Friday, May 25, 2018

The Duke of Dust Channels Edmundo Mell

May 25, 2018
   Sometimes I wake up and think to myself, "What would Edmundo Mell do?"




Daily Whip Out: "Vaquero Mell-o"

   Other times I think to myself, what would the Duke of Dust do? 



"Visibility Dropped to Zero
But Still He Rode On"

   When I'm not thinking up weird challenges to myself, I am often looking through one of the 10,000 books I own, looking for inspiration, and, sometimes when I see a picture like this one, below, I think to myself, "Wow. Now THAT'S a forrest of sombreros!"

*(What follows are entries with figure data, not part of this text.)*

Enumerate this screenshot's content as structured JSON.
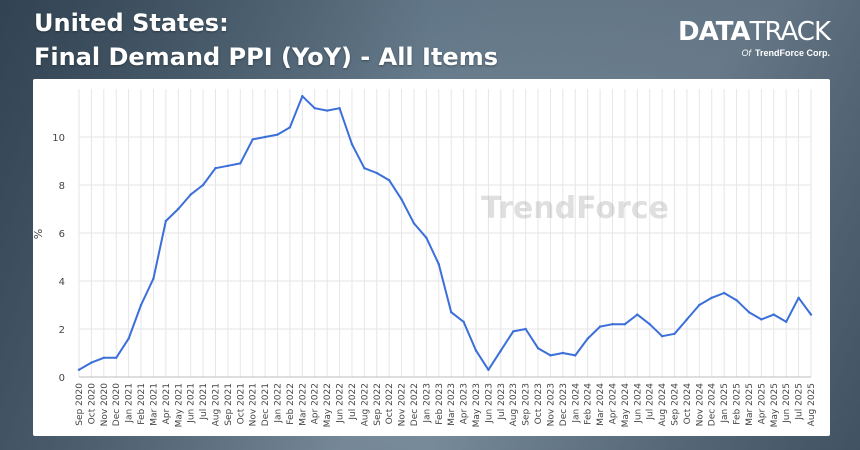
{
  "header": {
    "title_line1": "United States:",
    "title_line2": "Final Demand PPI (YoY) - All Items"
  },
  "brand": {
    "logo_part1": "DATA",
    "logo_part2": "TRACK",
    "of_label": "Of",
    "company": "TrendForce Corp."
  },
  "watermark": "TrendForce",
  "colors": {
    "line": "#3b6fd9",
    "grid": "#e6e6e6",
    "title": "#ffffff"
  },
  "chart_data": {
    "type": "line",
    "title": "",
    "xlabel": "",
    "ylabel": "%",
    "ylim": [
      0,
      12
    ],
    "yticks": [
      0,
      2,
      4,
      6,
      8,
      10
    ],
    "grid": true,
    "legend": "none",
    "categories": [
      "Sep 2020",
      "Oct 2020",
      "Nov 2020",
      "Dec 2020",
      "Jan 2021",
      "Feb 2021",
      "Mar 2021",
      "Apr 2021",
      "May 2021",
      "Jun 2021",
      "Jul 2021",
      "Aug 2021",
      "Sep 2021",
      "Oct 2021",
      "Nov 2021",
      "Dec 2021",
      "Jan 2022",
      "Feb 2022",
      "Mar 2022",
      "Apr 2022",
      "May 2022",
      "Jun 2022",
      "Jul 2022",
      "Aug 2022",
      "Sep 2022",
      "Oct 2022",
      "Nov 2022",
      "Dec 2022",
      "Jan 2023",
      "Feb 2023",
      "Mar 2023",
      "Apr 2023",
      "May 2023",
      "Jun 2023",
      "Jul 2023",
      "Aug 2023",
      "Sep 2023",
      "Oct 2023",
      "Nov 2023",
      "Dec 2023",
      "Jan 2024",
      "Feb 2024",
      "Mar 2024",
      "Apr 2024",
      "May 2024",
      "Jun 2024",
      "Jul 2024",
      "Aug 2024",
      "Sep 2024",
      "Oct 2024",
      "Nov 2024",
      "Dec 2024",
      "Jan 2025",
      "Feb 2025",
      "Mar 2025",
      "Apr 2025",
      "May 2025",
      "Jun 2025",
      "Jul 2025",
      "Aug 2025"
    ],
    "series": [
      {
        "values": [
          0.3,
          0.6,
          0.8,
          0.8,
          1.6,
          3.0,
          4.1,
          6.5,
          7.0,
          7.6,
          8.0,
          8.7,
          8.8,
          8.9,
          9.9,
          10.0,
          10.1,
          10.4,
          11.7,
          11.2,
          11.1,
          11.2,
          9.7,
          8.7,
          8.5,
          8.2,
          7.4,
          6.4,
          5.8,
          4.7,
          2.7,
          2.3,
          1.1,
          0.3,
          1.1,
          1.9,
          2.0,
          1.2,
          0.9,
          1.0,
          0.9,
          1.6,
          2.1,
          2.2,
          2.2,
          2.6,
          2.2,
          1.7,
          1.8,
          2.4,
          3.0,
          3.3,
          3.5,
          3.2,
          2.7,
          2.4,
          2.6,
          2.3,
          3.3,
          2.6
        ]
      }
    ]
  }
}
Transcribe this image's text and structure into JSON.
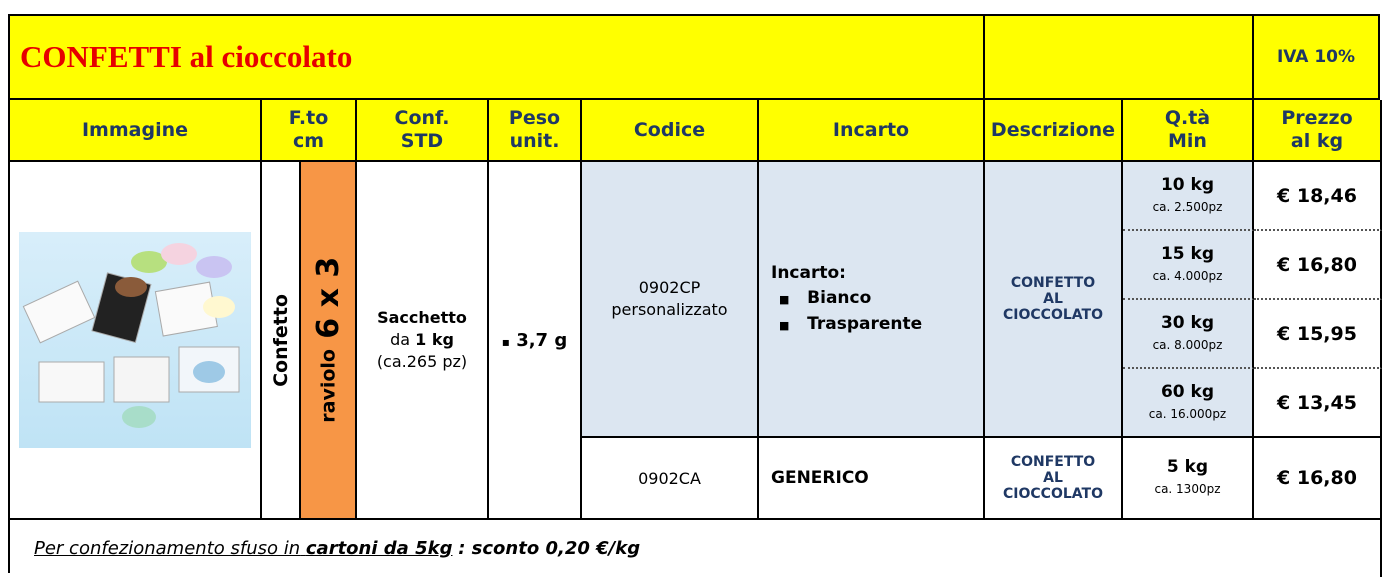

A political meeting, circa 1916, where the Zapatistas and Constitutionalists fought it out rhetorically in gatherings like this before they resorted to out and out warfare.

 This photo is from, "Mexico: A Photographic History," 2006, which I bought in Valencia, Spain when we were visiting my son Tomas, who was going to school there at the time.

   My friend Lauren Kormylo sent me a 1902 travelogue piece from Mexico about buying hats and, in the piece, it states, "There are few places of more interest in Mexico than a hat store. the prices range from 50 cents for a cheap straw to [$50] for a gold or silver encrusted felt. . .while we export to Mexico many things, we import from that country [$25,000] worth of hats every year.

   "Brims went out and crowns went up, and gold and silver, gallon, monograms, and what not, decorated these wondrous head coverings, until the Spanish hat en regal, represented a small fortune. . .Mexican's love and display of a big hat as elegant as his purse will allow, then, too, these big hats are delightful in a land of almost perpetual sunshine. You laugh at the big sugarloaf hat on the border, but find yourself wearing it in the heart of Mexico."
—By Mrs. James Edwin Morris, "A Tour of Mexico," 1902

   Now, one of my criticisms of the modern day hatmakers who are trying to emulate the sugarloaf (God bless them!!) is that the crowns are too symmetrical, and give off a submarine coning tower look—which results in derisive comments like the one my friend Doc Ingalls gets when he wears his: "What are you supposed to be, a conehead?"

   Check out this 1905 photo of two classic sugarloafs and note the subtle, elegant slope of the crowns:


Examining fruit, on the porch of the Cuesta Gallardo Hacienda, south of Guadalajara

   Not sure how the Mexican hatmakers achieved this, but it's a very sophisticated look.

   And by the way, I have been all over Sonora and Chihuahua looking for a shop that sells these sugarloafs and they are all extinct.

"Funny how blessings brighten as they take their flight."